Click on the photos to enlarge them.  This is what the second of the four volumes of the Zhijé Collection, originally made in about 1245-1250 CE, looks like today. As you can see in the margin of the lower visible leaf, it's fol. 247 of volume KHA.  For comparison, look at this Nepal-German Manuscript Preservation Project (NGMPP) microfilm version:

Folio 247 recto of vol. 2 (KHA) based on the NGMPP microfilm
(filmed in 1990, acquired in 2002, digitized in 2017).

§  §  §

Dedication Verse with text and annotations this time (I modified the translation a little bit). It is impossible to know who wrote it or when:

gdams ngag ’di ’dam skyes padmo las bzhin
’dzam gling gser gtso [~btso] chu gser nas kyang dkon /

These esoteric precepts are [as pure] as the lotus that grew in mud,
rarer even than Jambu Isle’s naturally pure gold from the river of gold.*

(*Jambu Isle is the southern continent in the traditional cosmology that centers on Mount Meru.  I believe that ’dzam-bu chu-gser, although one of the stock poetic metaphors for gold in general, here refers to the best gold available in the world, the naturally pure nuggets that are found in riverbeds, and that this is the kind of gold being alluded to.)

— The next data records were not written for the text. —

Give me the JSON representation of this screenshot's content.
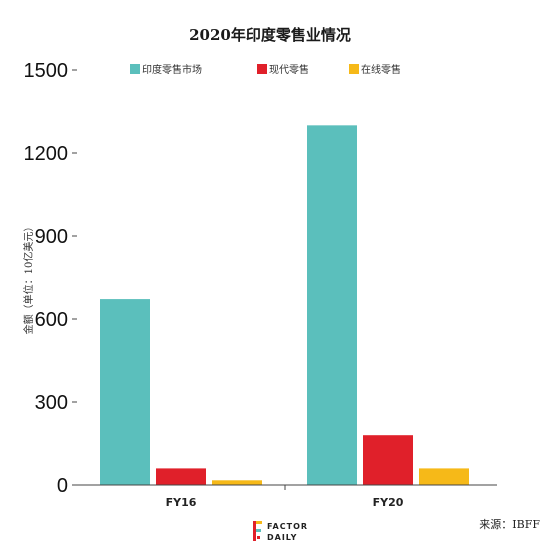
{
  "chart_data": {
    "type": "bar",
    "title": "2020年印度零售业情况",
    "ylabel": "金额（单位：10亿美元）",
    "xlabel": "",
    "categories": [
      "FY16",
      "FY20"
    ],
    "ylim": [
      0,
      1500
    ],
    "yticks": [
      0,
      300,
      600,
      900,
      1200,
      1500
    ],
    "yticklabels": [
      "0",
      "300",
      "600",
      "900",
      "1200",
      "1500"
    ],
    "series": [
      {
        "name": "印度零售市场",
        "color": "#5bbfbc",
        "values": [
          672,
          1300
        ]
      },
      {
        "name": "现代零售",
        "color": "#e0202a",
        "values": [
          60,
          180
        ]
      },
      {
        "name": "在线零售",
        "color": "#f6b918",
        "values": [
          17,
          60
        ]
      }
    ],
    "legend_position": "top",
    "grid": false
  },
  "footer": {
    "source": "来源：IBFF",
    "logo_line1": "FACTOR",
    "logo_line2": "DAILY"
  }
}
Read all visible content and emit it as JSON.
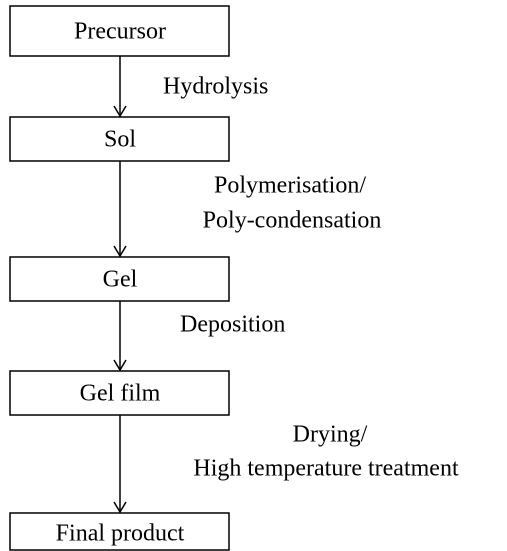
{
  "nodes": [
    {
      "label": "Precursor"
    },
    {
      "label": "Sol"
    },
    {
      "label": "Gel"
    },
    {
      "label": "Gel film"
    },
    {
      "label": "Final product"
    }
  ],
  "edges": [
    {
      "label": [
        "Hydrolysis"
      ]
    },
    {
      "label": [
        "Polymerisation/",
        "Poly-condensation"
      ]
    },
    {
      "label": [
        "Deposition"
      ]
    },
    {
      "label": [
        "Drying/",
        "High temperature treatment"
      ]
    }
  ]
}
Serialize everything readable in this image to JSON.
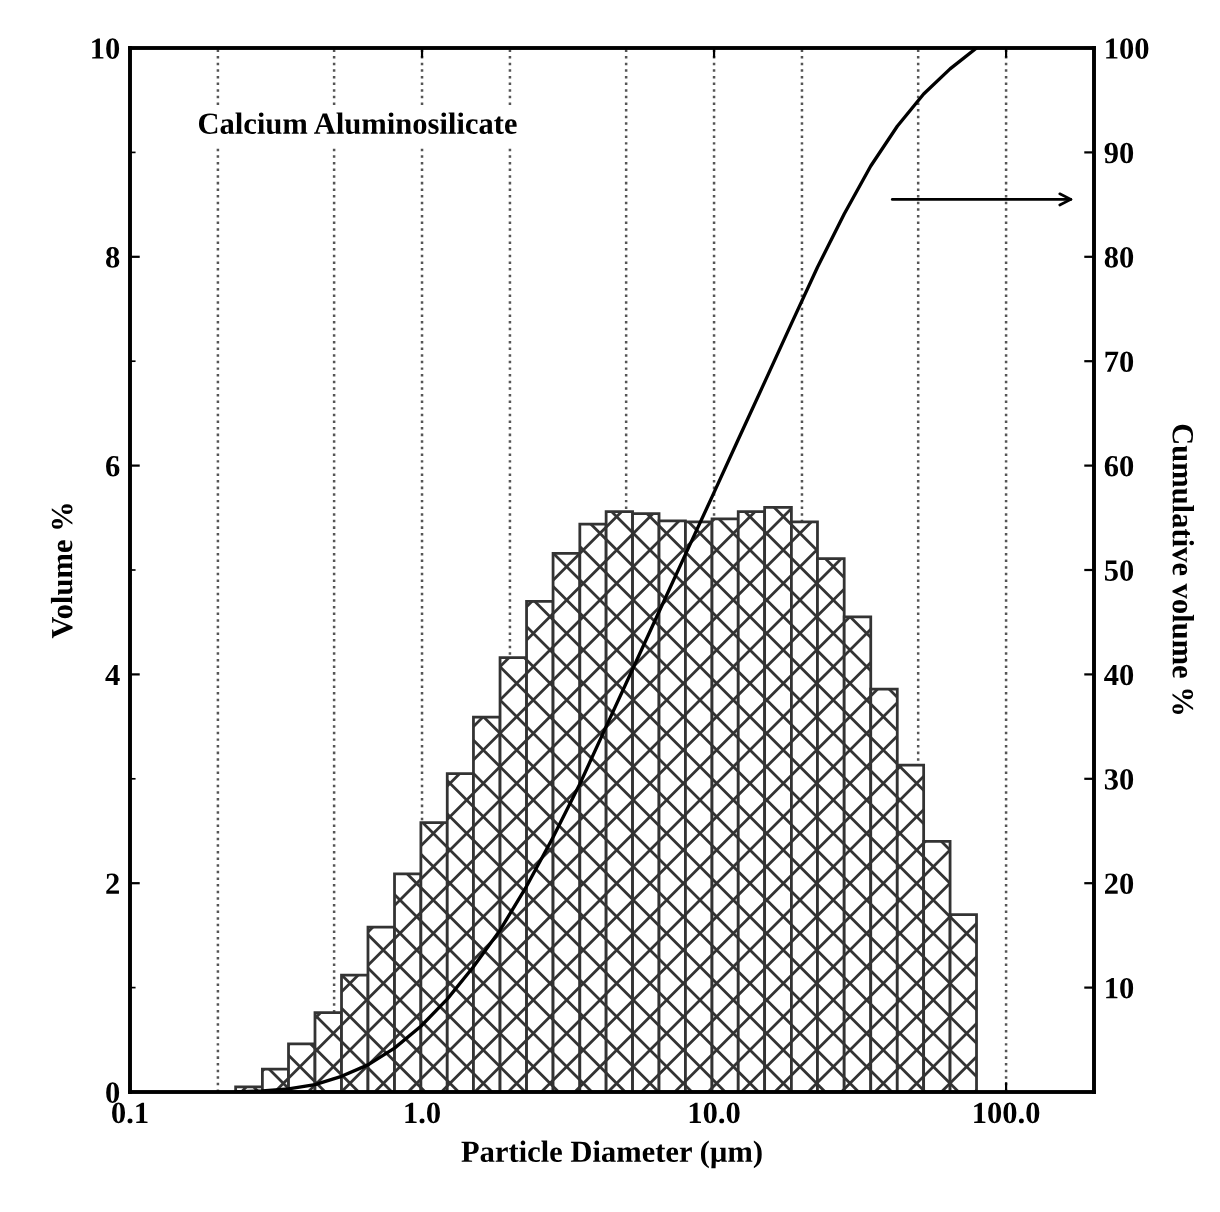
{
  "chart_data": {
    "type": "histogram",
    "xlabel": "Particle Diameter (µm)",
    "ylabel": "Volume %",
    "y2label": "Cumulative volume %",
    "annotations": [
      "Calcium Aluminosilicate"
    ],
    "log": "x",
    "xlim": [
      0.1,
      200
    ],
    "xticks": [
      {
        "value": 0.1,
        "label": "0.1"
      },
      {
        "value": 1,
        "label": "1.0"
      },
      {
        "value": 10,
        "label": "10.0"
      },
      {
        "value": 100,
        "label": "100.0"
      }
    ],
    "ylim": [
      0,
      10
    ],
    "yticks": [
      0,
      2,
      4,
      6,
      8,
      10
    ],
    "y2lim": [
      0,
      100
    ],
    "y2ticks": [
      10,
      20,
      30,
      40,
      50,
      60,
      70,
      80,
      90,
      100
    ],
    "bins": [
      0.23,
      0.284,
      0.349,
      0.43,
      0.53,
      0.653,
      0.805,
      0.991,
      1.22,
      1.5,
      1.85,
      2.28,
      2.81,
      3.47,
      4.27,
      5.26,
      6.48,
      7.98,
      9.84,
      12.1,
      14.9,
      18.4,
      22.6,
      27.9,
      34.4,
      42.4,
      52.2,
      64.3,
      79.2
    ],
    "ref_lines": [
      {
        "axis": "x",
        "value": 0.2,
        "line_style": "dotted"
      },
      {
        "axis": "x",
        "value": 0.5,
        "line_style": "dotted"
      },
      {
        "axis": "x",
        "value": 1,
        "line_style": "dotted"
      },
      {
        "axis": "x",
        "value": 2,
        "line_style": "dotted"
      },
      {
        "axis": "x",
        "value": 5,
        "line_style": "dotted"
      },
      {
        "axis": "x",
        "value": 10,
        "line_style": "dotted"
      },
      {
        "axis": "x",
        "value": 20,
        "line_style": "dotted"
      },
      {
        "axis": "x",
        "value": 50,
        "line_style": "dotted"
      },
      {
        "axis": "x",
        "value": 100,
        "line_style": "dotted"
      }
    ],
    "series": [
      {
        "color": "#333333",
        "values": [
          0.05,
          0.22,
          0.46,
          0.76,
          1.12,
          1.58,
          2.09,
          2.58,
          3.05,
          3.59,
          4.16,
          4.7,
          5.16,
          5.44,
          5.56,
          5.54,
          5.47,
          5.46,
          5.49,
          5.56,
          5.6,
          5.46,
          5.11,
          4.55,
          3.86,
          3.13,
          2.4,
          1.7
        ]
      },
      {
        "type": "line",
        "axis": "y2",
        "color": "#000000",
        "line_style": "solid",
        "x": [
          0.23,
          0.284,
          0.349,
          0.43,
          0.53,
          0.653,
          0.805,
          0.991,
          1.22,
          1.5,
          1.85,
          2.28,
          2.81,
          3.47,
          4.27,
          5.26,
          6.48,
          7.98,
          9.84,
          12.1,
          14.9,
          18.4,
          22.6,
          27.9,
          34.4,
          42.4,
          52.2,
          64.3,
          79.2
        ],
        "values": [
          0,
          0.1,
          0.3,
          0.7,
          1.5,
          2.6,
          4.2,
          6.3,
          8.9,
          12,
          15.5,
          19.7,
          24.4,
          29.5,
          35,
          40.5,
          46,
          51.5,
          57,
          62.5,
          68,
          73.6,
          79,
          84.1,
          88.7,
          92.5,
          95.6,
          98,
          100
        ]
      }
    ]
  }
}
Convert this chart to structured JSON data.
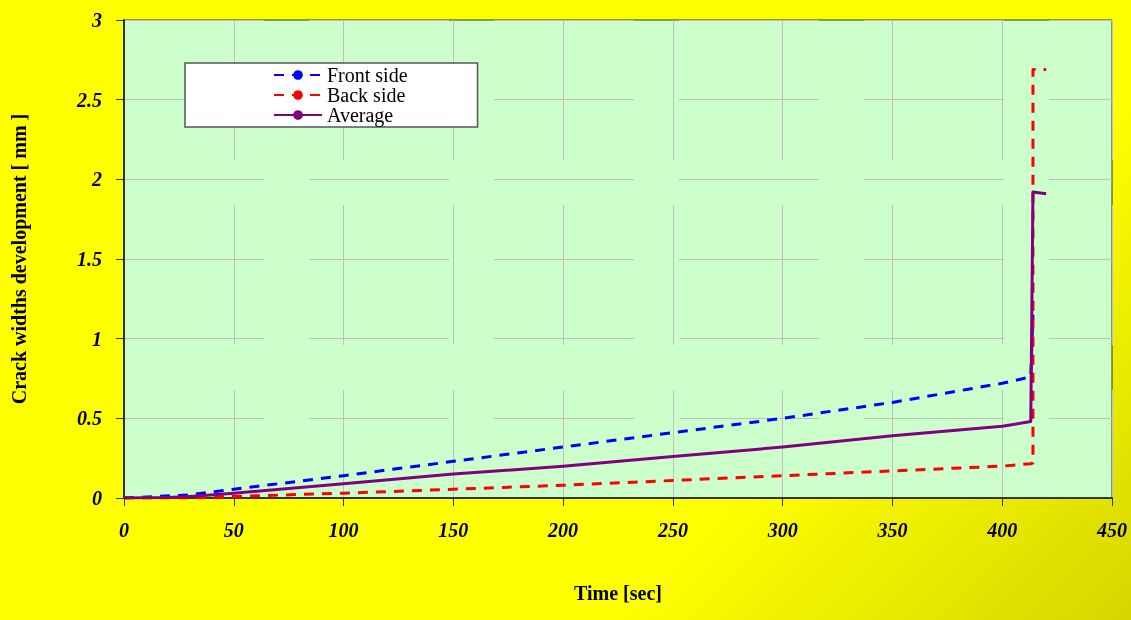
{
  "chart_data": {
    "type": "line",
    "xlabel": "Time [sec]",
    "ylabel": "Crack widths development [ mm ]",
    "xlim": [
      0,
      450
    ],
    "xticks": [
      0,
      50,
      100,
      150,
      200,
      250,
      300,
      350,
      400,
      450
    ],
    "ylim": [
      0,
      3
    ],
    "yticks": [
      0,
      0.5,
      1,
      1.5,
      2,
      2.5,
      3
    ],
    "grid": true,
    "legend": "top left",
    "marker": "none",
    "series": [
      {
        "name": "Front side",
        "color": "#0000ff",
        "line_style": "dashed",
        "x": [
          0,
          30,
          50,
          100,
          150,
          200,
          250,
          300,
          350,
          400,
          413,
          414
        ],
        "values": [
          0,
          0.02,
          0.055,
          0.14,
          0.23,
          0.32,
          0.41,
          0.5,
          0.6,
          0.72,
          0.76,
          1.15
        ]
      },
      {
        "name": "Back side",
        "color": "#ff0000",
        "line_style": "dashed",
        "x": [
          0,
          30,
          50,
          100,
          150,
          200,
          250,
          300,
          350,
          400,
          413,
          414,
          414,
          420
        ],
        "values": [
          0,
          0,
          0.01,
          0.03,
          0.055,
          0.08,
          0.11,
          0.14,
          0.17,
          0.2,
          0.215,
          0.22,
          2.69,
          2.69
        ]
      },
      {
        "name": "Average",
        "color": "#800080",
        "line_style": "solid",
        "x": [
          0,
          20,
          30,
          50,
          100,
          150,
          200,
          250,
          300,
          350,
          400,
          413,
          414,
          420
        ],
        "values": [
          0,
          0.003,
          0.01,
          0.03,
          0.09,
          0.15,
          0.2,
          0.26,
          0.32,
          0.39,
          0.45,
          0.48,
          1.92,
          1.91
        ]
      }
    ]
  }
}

nyams su blangs na tshe gcig sangs rgyas ’gyur
zhes mi bslu nges pa dam pa mchog gi gsungs /

When practiced they make Buddhas within a single lifespan.
That this is true and certain, the supreme Dampa has said.

rjes ’jug kun gyi tshul bzhin nyams su blangs nas
rang don ’grub cing rgyal bstan yongs la gsos su ’gyur /

When all [his] followers practice them rightly,
they reach their own goals while reviving the Buddha’s teachings as a whole.*
(*rjes 'jug here could also mean people of the future, those who will come after [me, the writer], and this just might be the preferable way of reading it.)

de nam (?) bstan ’dzin skyes bu’i thug[s] nyams
bzhes mdzod   gser snyan brgyud (bcud?) du phul /

These (?) the holders of the Teachings must take as their heart practice.
Gold [I] offer to the oral transmission.*
(*It may not be obvious, but I believe that snyan-brgyud, while it does mean secret lineage teachings whispered from mouth to ear, is also a way of referring to the Zhijé Collection as a whole, as we might see from the [restored] title of the collection that can be translated as “Among the Peacemaking Teachings that Lay at the Heart of the Holy Dharma, this is the Text of the Later Oral Transmission known as The Exceptionally Profound.”)

A color digital photograph posted in July 2017. 
The last two lines on the page are the "Dedication Verse" we have just translated.
Click on the photo to enlarge it.

§  §  §

Bibliographical notes:

Although the title they give it remains a mistaken one,* the TBRC (Buddhist Digital Resource Center) has made public domain the 1979 publication of the Zhijé Collection, which may be viewed or downloaded here.
(*I guess I ought to explain this. It is mistaken because the Zhijé Collection is devoted exclusively to the later of the three transmissions, and not as the TBRC-invented title says, to all three.  Not only is it limited to the Later Transmission, it is even further limited to the Kunga lineage of the Later Transmission. I know how difficult it can be to get mistakes corrected once they are in the system, so I’m not blaming anybody, just hoping that one day the error will be eliminated.)

Also of great interest for Zhijé and Cutting studies is a recent 13-volume publication from Kathmandu (2012-2013).  To know more about it, look here. I believe it, too, is open domain. It includes a complete computer-input version (therefore OCR scannable!) of the Zhijé Collection as well as a few previously unpublished works, among them the Seed of Faith, a pilgrimage guide to Tingri Langkor we employed in this blog.